Unamuno doesn't think a simple roadmap can be given as to how a Christian should live. Rather, we must look for people who seem to be paradigms of Christian agony and try to live like them. We must 'incarnate' these lives in our own, just as they incarnated Christ in their own lives. The truth is, though, that Unamuno does think one particular kind of Christian life is purer...that of the monastic. For him, the monastic's pain at separation from the world, and his total devotion to God is a kind of living testimony to the true cost of discipleship.
But even in a monastery, politics and human relationships play a role. The world seeps into the monastic community, and this causes tension and discord. Everyone has to make SOME compromise with the world, and this compromise is the source of proper agony, as Unamuno sees it. Involvement with the world is inevitable, and everyone must accept this. But to accept this is not to like it. One has to feel a fear, a kind of dread, a dread that one's very soul may be at risk as a result of this compromise with the world. From this dread comes the agony that is the very heart of Christianity.
The two men that Unamuno thinks most exemplify the agony of our faith are: Blaise Pascal and Father Hyacinth Loyson.
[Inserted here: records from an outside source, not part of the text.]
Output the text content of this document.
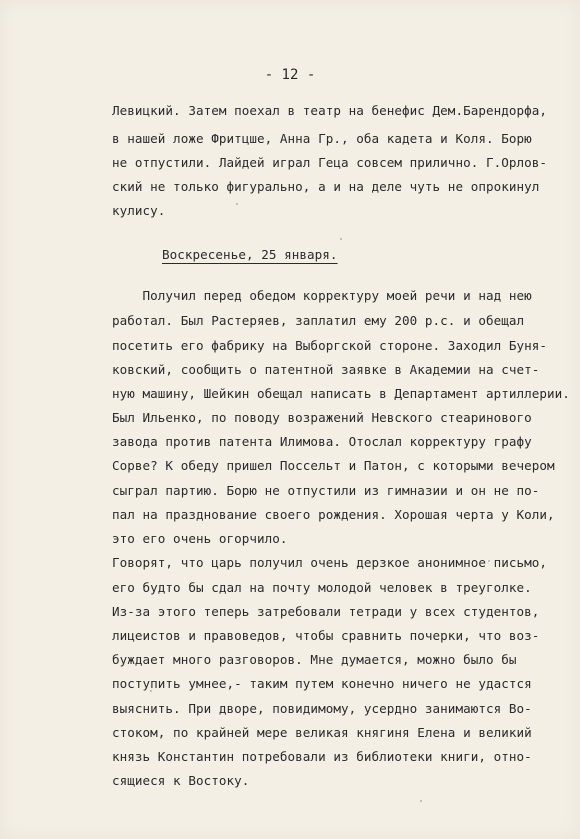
- 12 -
Левицкий. Затем поехал в театр на бенефис Дем.Барендорфа,
в нашей ложе Фритцше, Анна Гр., оба кадета и Коля. Борю
не отпустили. Лайдей играл Геца совсем прилично. Г.Орлов-
ский не только фигурально, а и на деле чуть не опрокинул
кулису.
Воскресенье, 25 января.
Получил перед обедом корректуру моей речи и над нею
работал. Был Растеряев, заплатил ему 200 р.с. и обещал
посетить его фабрику на Выборгской стороне. Заходил Буня-
ковский, сообщить о патентной заявке в Академии на счет-
ную машину, Шейкин обещал написать в Департамент артиллерии.
Был Ильенко, по поводу возражений Невского стеаринового
завода против патента Илимова. Отослал корректуру графу
Сорве? К обеду пришел Поссельт и Патон, с которыми вечером
сыграл партию. Борю не отпустили из гимназии и он не по-
пал на празднование своего рождения. Хорошая черта у Коли,
это его очень огорчило.
Говорят, что царь получил очень дерзкое анонимное письмо,
его будто бы сдал на почту молодой человек в треуголке.
Из-за этого теперь затребовали тетради у всех студентов,
лицеистов и правоведов, чтобы сравнить почерки, что воз-
буждает много разговоров. Мне думается, можно было бы
поступить умнее,- таким путем конечно ничего не удастся
выяснить. При дворе, повидимому, усердно занимаются Во-
стоком, по крайней мере великая княгиня Елена и великий
князь Константин потребовали из библиотеки книги, отно-
сящиеся к Востоку.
Unamuno thinks that Pascal felt more acutely than most the conflict between faith and reason. Pascal was both scientist and theologian, and he couldn't see any way out of life besides suicide: either of the self (by rejecting faith) or of the mind (by accepting it). Pascal's marriage to this kind of suicidal pact is, on Unamuno's view, proof of his agony and thus of his union with God. But Unamuno leaves out the 'night of fire' that Pascal speaks of. Unamuno paints Pascal as a man who never found a firm ground for his faith. But this isn't entirely true....Pascal's mystical experience ended up being the resolution of his inner contradiction. Thus Pascal is not as much a tragic figure as Unamuno makes him out to be. The agony of Christianity ended in unity for Pascal, and so agony turned to joy.
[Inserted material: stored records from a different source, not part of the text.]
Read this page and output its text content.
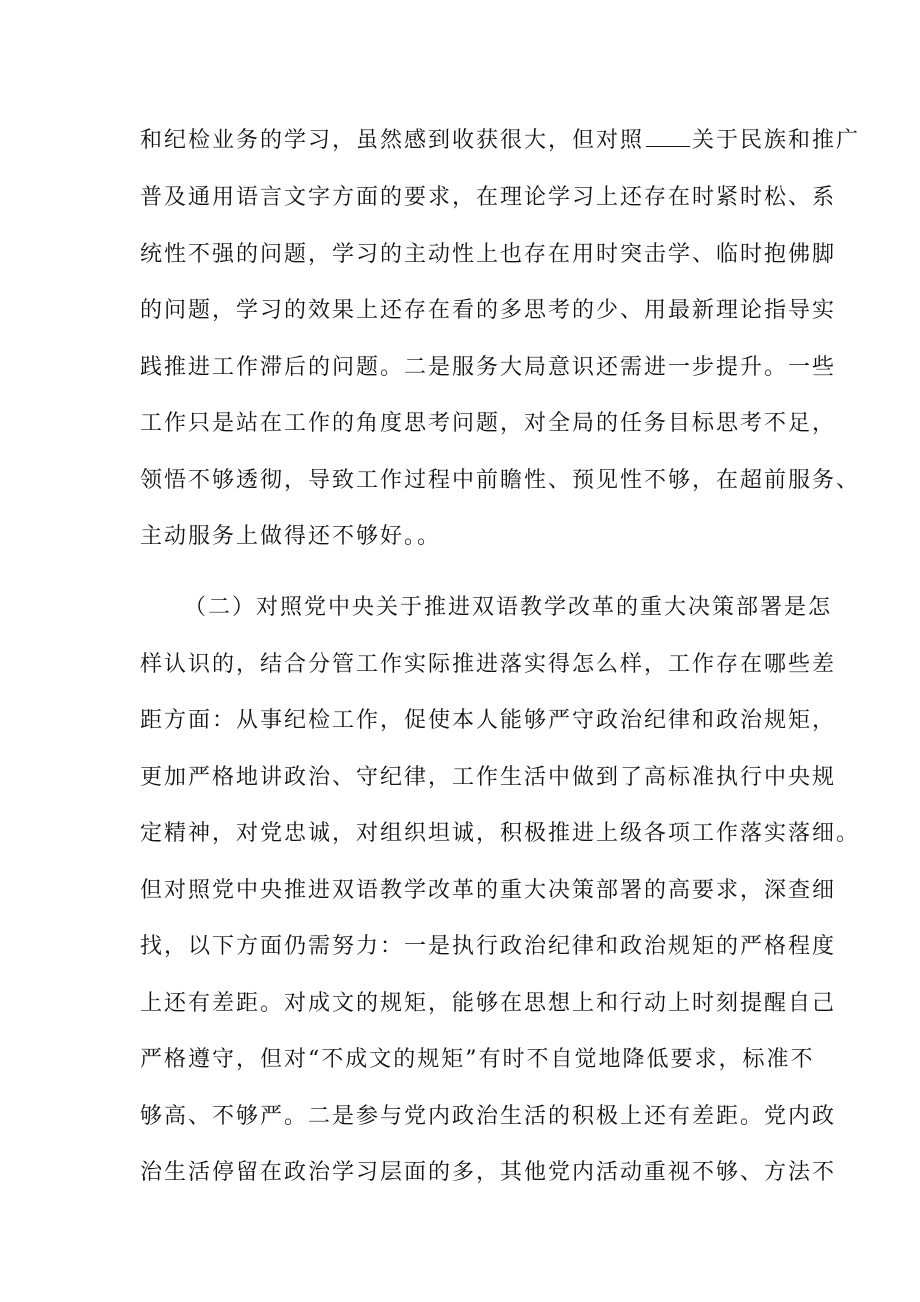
和纪检业务的学习，虽然感到收获很大，但对照 关于民族和推广
普及通用语言文字方面的要求，在理论学习上还存在时紧时松、系
统性不强的问题，学习的主动性上也存在用时突击学、临时抱佛脚
的问题，学习的效果上还存在看的多思考的少、用最新理论指导实
践推进工作滞后的问题。二是服务大局意识还需进一步提升。一些
工作只是站在工作的角度思考问题，对全局的任务目标思考不足，
领悟不够透彻，导致工作过程中前瞻性、预见性不够，在超前服务、
主动服务上做得还不够好。。
（二）对照党中央关于推进双语教学改革的重大决策部署是怎
样认识的，结合分管工作实际推进落实得怎么样，工作存在哪些差
距方面：从事纪检工作，促使本人能够严守政治纪律和政治规矩，
更加严格地讲政治、守纪律，工作生活中做到了高标准执行中央规
定精神，对党忠诚，对组织坦诚，积极推进上级各项工作落实落细。
但对照党中央推进双语教学改革的重大决策部署的高要求，深查细
找，以下方面仍需努力：一是执行政治纪律和政治规矩的严格程度
上还有差距。对成文的规矩，能够在思想上和行动上时刻提醒自己
严格遵守，但对“不成文的规矩”有时不自觉地降低要求，标准不
够高、不够严。二是参与党内政治生活的积极上还有差距。党内政
治生活停留在政治学习层面的多，其他党内活动重视不够、方法不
Father Hyacinth, who I was unfamiliar with but now really want to know more about, apparently was a monk who fell in love with a woman, and so left the cloister to join with the world, where he became a theologian and political speaker. Hyacinth was keenly aware of the compromise he was making by joining the world, and this filled him with the kind of dread that Unamuno thinks is the mark of the true 'agonic' Christian.
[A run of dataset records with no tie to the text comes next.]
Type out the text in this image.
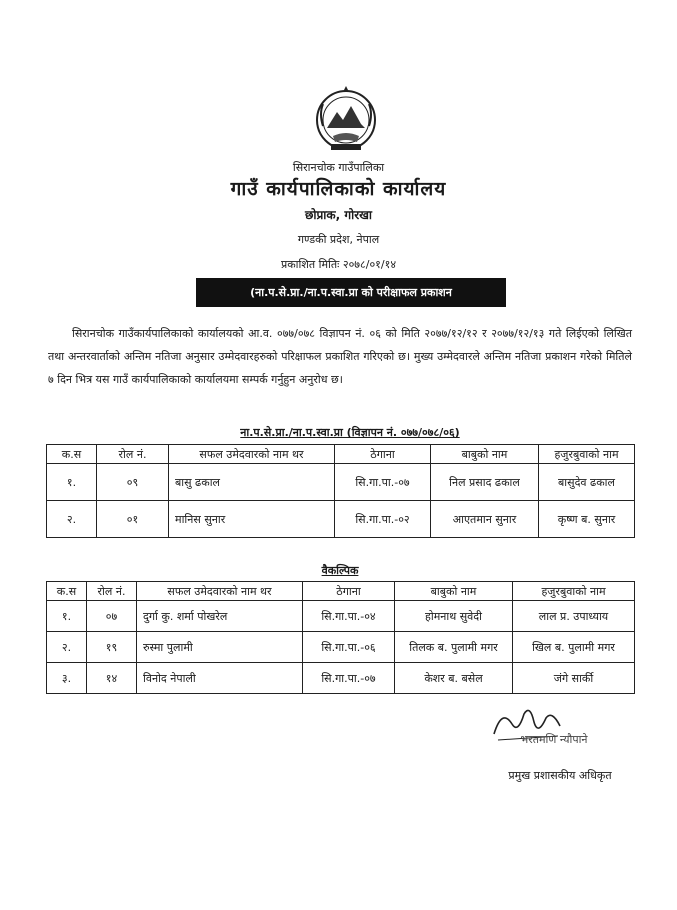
सिरानचोक गाउँपालिका
गाउँ कार्यपालिकाको कार्यालय
छोप्राक, गोरखा
गण्डकी प्रदेश, नेपाल
प्रकाशित मितिः २०७८/०१/१४
(ना.प.से.प्रा./ना.प.स्वा.प्रा को परीक्षाफल प्रकाशन
सिरानचोक गाउँकार्यपालिकाको कार्यालयको आ.व. ०७७/०७८ विज्ञापन नं. ०६ को मिति २०७७/१२/१२ र २०७७/१२/१३ गते लिईएको लिखित तथा अन्तरवार्ताको अन्तिम नतिजा अनुसार उम्मेदवारहरुको परिक्षाफल प्रकाशित गरिएको छ। मुख्य उम्मेदवारले अन्तिम नतिजा प्रकाशन गरेको मितिले ७ दिन भित्र यस गाउँ कार्यपालिकाको कार्यालयमा सम्पर्क गर्नुहुन अनुरोध छ।
ना.प.से.प्रा./ना.प.स्वा.प्रा (विज्ञापन नं. ०७७/०७८/०६)
क.स	रोल नं.	सफल उमेदवारको नाम थर	ठेगाना	बाबुको नाम	हजुरबुवाको नाम
१.	०९	बासु ढकाल	सि.गा.पा.-०७	निल प्रसाद ढकाल	बासुदेव ढकाल
२.	०१	मानिस सुनार	सि.गा.पा.-०२	आएतमान सुनार	कृष्ण ब. सुनार
वैकल्पिक
क.स	रोल नं.	सफल उमेदवारको नाम थर	ठेगाना	बाबुको नाम	हजुरबुवाको नाम
१.	०७	दुर्गा कु. शर्मा पोखरेल	सि.गा.पा.-०४	होमनाथ सुवेदी	लाल प्र. उपाध्याय
२.	१९	रुस्मा पुलामी	सि.गा.पा.-०६	तिलक ब. पुलामी मगर	खिल ब. पुलामी मगर
३.	१४	विनोद नेपाली	सि.गा.पा.-०७	केशर ब. बसेल	जंगे सार्की
भरतमणि न्यौपाने
प्रमुख प्रशासकीय अधिकृत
In the end Unamuno remains an essentially tragic thinker. But to me his tragic premises do not need to lead to tragic conclusions. He has, unwittingly, opened a way out of tragedy and agony, by coming to understand it's divine roots. For if sharing in God's agony leads to union with God, then it is also a pathway to joy and peace. Not a joy and peace found by leaving the storm, which Unamuno rightly sees as cowardice and weakness, but a peace within the storm, a peace born of its very essence. The Cross is proof that such a peace and such a union with God can be found. Unamuno's method and premises are spot on, and this book is one I thoroughly enjoyed and learned from immensely. But his final conclusions are off. In the end, I highly recommend this book, but only for those who can think critically and who are not too easily influenced. For it is dangerous in its persuasiveness. Embrace agony...but seek in the end to transcend it.